Это продолжалось довольно долго. В результате я во всех подробностях успел изучить манеру сидящего за столом тушить окурки. Он прилагал к этому столько силы, что подоплека мщения табачным изделиям была для меня абсолютно ясна. Наверное, недавно врач сидящего поставил ему очередной ультиматум: нет, Вы, конечно, можете продолжать курить. но... Неудивительно, что в этом кабинете графин развлекается тем, что топит и растворяет автомобили, в нем не иначе как кислота.
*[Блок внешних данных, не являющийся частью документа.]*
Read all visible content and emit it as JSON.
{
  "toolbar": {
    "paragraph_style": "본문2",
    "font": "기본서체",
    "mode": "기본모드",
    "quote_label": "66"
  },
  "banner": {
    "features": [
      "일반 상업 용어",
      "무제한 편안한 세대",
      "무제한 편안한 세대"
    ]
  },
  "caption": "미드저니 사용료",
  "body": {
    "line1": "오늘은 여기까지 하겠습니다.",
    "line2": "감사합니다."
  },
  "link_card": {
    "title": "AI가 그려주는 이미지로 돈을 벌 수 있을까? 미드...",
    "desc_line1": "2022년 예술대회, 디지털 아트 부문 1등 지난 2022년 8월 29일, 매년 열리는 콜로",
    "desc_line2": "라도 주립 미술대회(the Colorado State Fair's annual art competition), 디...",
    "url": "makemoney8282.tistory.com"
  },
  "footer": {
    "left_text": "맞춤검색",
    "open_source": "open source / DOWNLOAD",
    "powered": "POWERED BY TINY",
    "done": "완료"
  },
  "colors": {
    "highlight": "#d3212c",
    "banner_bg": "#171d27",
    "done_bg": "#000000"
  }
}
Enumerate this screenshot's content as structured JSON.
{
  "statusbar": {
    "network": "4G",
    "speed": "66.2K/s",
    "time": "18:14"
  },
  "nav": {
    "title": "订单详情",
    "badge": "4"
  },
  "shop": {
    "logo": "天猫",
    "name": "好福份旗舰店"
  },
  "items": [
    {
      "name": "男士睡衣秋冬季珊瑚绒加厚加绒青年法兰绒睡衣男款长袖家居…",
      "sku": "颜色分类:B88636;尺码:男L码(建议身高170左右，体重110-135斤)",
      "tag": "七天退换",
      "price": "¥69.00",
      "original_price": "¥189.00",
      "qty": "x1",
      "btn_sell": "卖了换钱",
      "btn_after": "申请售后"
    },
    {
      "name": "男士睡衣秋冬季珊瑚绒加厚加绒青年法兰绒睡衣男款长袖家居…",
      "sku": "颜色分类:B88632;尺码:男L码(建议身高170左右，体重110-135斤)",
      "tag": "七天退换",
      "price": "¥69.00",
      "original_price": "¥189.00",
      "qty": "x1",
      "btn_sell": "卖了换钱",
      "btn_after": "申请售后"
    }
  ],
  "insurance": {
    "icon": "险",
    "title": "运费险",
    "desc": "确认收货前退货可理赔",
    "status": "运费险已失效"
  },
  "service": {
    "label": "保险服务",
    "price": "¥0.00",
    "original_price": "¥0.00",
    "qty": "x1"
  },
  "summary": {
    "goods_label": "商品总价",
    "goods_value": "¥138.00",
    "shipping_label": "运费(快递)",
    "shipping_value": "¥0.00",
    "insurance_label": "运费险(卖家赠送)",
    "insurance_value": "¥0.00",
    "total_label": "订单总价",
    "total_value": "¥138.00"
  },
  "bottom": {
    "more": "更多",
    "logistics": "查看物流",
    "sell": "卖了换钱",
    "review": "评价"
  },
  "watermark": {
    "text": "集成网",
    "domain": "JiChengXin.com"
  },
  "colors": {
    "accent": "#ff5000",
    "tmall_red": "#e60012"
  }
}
- Вам знаком этот дом? - Сидящий протягивает мне фотографию девятиэтажки. Еще бы! Этот дом известен мне уж куда лучше, чем каждому из его жильцов. Каждое утро вот в этом подъезде лифт в одно и то же время опускает на землю девушку. Еще в кабине, пока никто не видит, она что-то поправит в последний раз и мысленно проверит макияж. Обычно все в порядке. Вечером тот же лифт вернет ее наверх, слегка уставшую, в уголке рта размазана помада, подружка, с которой она курила (как всегда последнюю) сигарету, не заметила, а зеркала нет и сказать некому, ведь я не приближаюсь, как киногерой Майкла Дугласа к своим детям, по решению толстой непривлекательной американской судьи. Если только я нарушу границу, то потеряю даже эту возможность видеть ее издалека - в квартире случится ремонт, сделав неузнаваемой дверь нелево-направо от лифта, ящик кондиционера изуродует знакомое окно, телефонная трубка ответит мужским голосом: пароль - добрый вечер, отзыв - извините, я не туда попал...
- Нет, - отвечаю я, - про этот дом мне ничего не известно.
Иногда сидящий за столом перебирает бумаги, и кажется, что меня не слушает. Тогда я умолкаю - действительно, он не настаивает на продолжении рассказа. Во время таких пауз я изучаю предметы, присутствующие при нашей беседе. Особенно меня интересует рамка на столе, с небольшой фотографией, обращенной к сидящему. Это могло бы многое прояснить. Что на ней? Собака? Автомобиль? Дочь с внучкой или щука, пойманная три года назад? Но есть вещи, которые не суждено узнать. В комнате уже сейчас нельзя рассмотреть предметы величиной с серую кошку, а через каких-нибудь полчаса исчезнут и все черные.
- Значит, - говорит сидящий, - никогда там не был?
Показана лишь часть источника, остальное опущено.